2. July 30, 2007. While the plus sign on the stick was exciting, my fertile Myrtle, had proven that she was capable of making beautiful babies. We committed to trying to conceive and were elated but not surprised by the quick success. We went to our first appointment and were granted an early ultrasound. I had already run the gamut of possibilities and opportunities I would have with the addition of "a" new child in our life. I however, was not prepared for the casual announcement by the tech that there were two embryos. To this point I had never been shaken to the depths of my emotional foundation. Elation, apprehension, fear, and joy flooded my senses and everything, including my heart stood still for the longest moment. This revelation affected me for quite sometime and gave new boundaries to my imagination and what was in store.

1. February 20, 2008. A planned arrival. 72 hours to prepare for the arrival of the "expected." Plenty of time to collect myself for the greatest moment.
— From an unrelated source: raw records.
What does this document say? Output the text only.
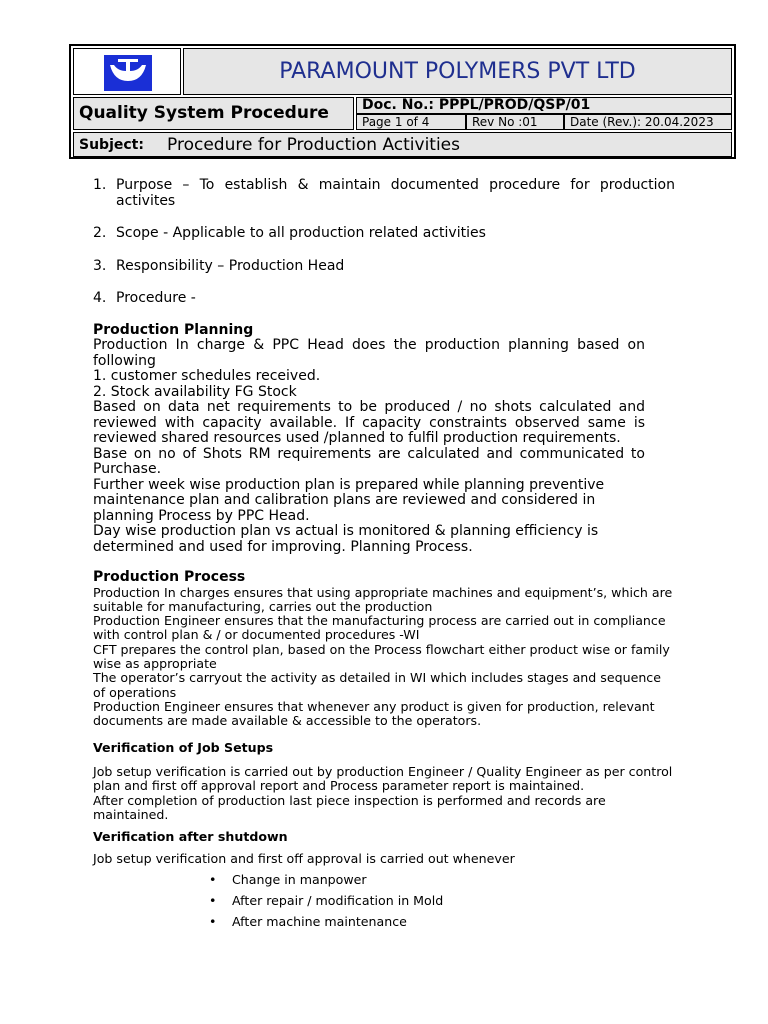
PARAMOUNT POLYMERS PVT LTD
Quality System Procedure Doc. No.: PPPL/PROD/QSP/01
Page 1 of 4	Rev No :01	Date (Rev.): 20.04.2023
Subject: Procedure for Production Activities
1. Purpose – To establish & maintain documented procedure for production activites
2. Scope - Applicable to all production related activities
3. Responsibility – Production Head
4. Procedure -
Production Planning
Production In charge & PPC Head does the production planning based on following
1. customer schedules received.
2. Stock availability FG Stock
Based on data net requirements to be produced / no shots calculated and reviewed with capacity available. If capacity constraints observed same is reviewed shared resources used /planned to fulfil production requirements.
Base on no of Shots RM requirements are calculated and communicated to Purchase.
Further week wise production plan is prepared while planning preventive maintenance plan and calibration plans are reviewed and considered in planning Process by PPC Head.
Day wise production plan vs actual is monitored & planning efficiency is determined and used for improving. Planning Process.
Production Process
Production In charges ensures that using appropriate machines and equipment’s, which are suitable for manufacturing, carries out the production
Production Engineer ensures that the manufacturing process are carried out in compliance with control plan & / or documented procedures -WI
CFT prepares the control plan, based on the Process flowchart either product wise or family wise as appropriate
The operator’s carryout the activity as detailed in WI which includes stages and sequence of operations
Production Engineer ensures that whenever any product is given for production, relevant documents are made available & accessible to the operators.
Verification of Job Setups
Job setup verification is carried out by production Engineer / Quality Engineer as per control plan and first off approval report and Process parameter report is maintained.
After completion of production last piece inspection is performed and records are maintained.
Verification after shutdown
Job setup verification and first off approval is carried out whenever
• Change in manpower
• After repair / modification in Mold
• After machine maintenance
This turned into the longest walk to the most intimidating operation room, followed by nerve wracking observation of the preliminary administration of instruction and anesthesia, only to be brought to a knee rattling, nail biting, ball of nervousness and anticipation. I never knew time, sensation, and reality could be suspended for that long. I lack the words to describe the period of time that existed between the appearance of the first one and then the second. The sound of the first cry to fill the room followed shortly by a second.

I tried to find a way to be in three places at once. With each of them and at her side. I held back tears because it clouded my view of the two beautiful children in front of me. I dare not yell for joy because the Doctor was still finishing his job. I tried my best to stay out of the way but I could not get the two of them in my arms fast enough. Nothing can prepare you for that moment.

When I returned to reality I realized one thing. All the fear and apprehension was gone and completely replaced with joy, love and opportunity.

Thursday, February 21, 2008

Catching up.

Yes I am a father. Yes I am excited and blessed. I have been handing most of the correspondence and updates so I will try and get something up here soon. Thanks for all the support and well wishes.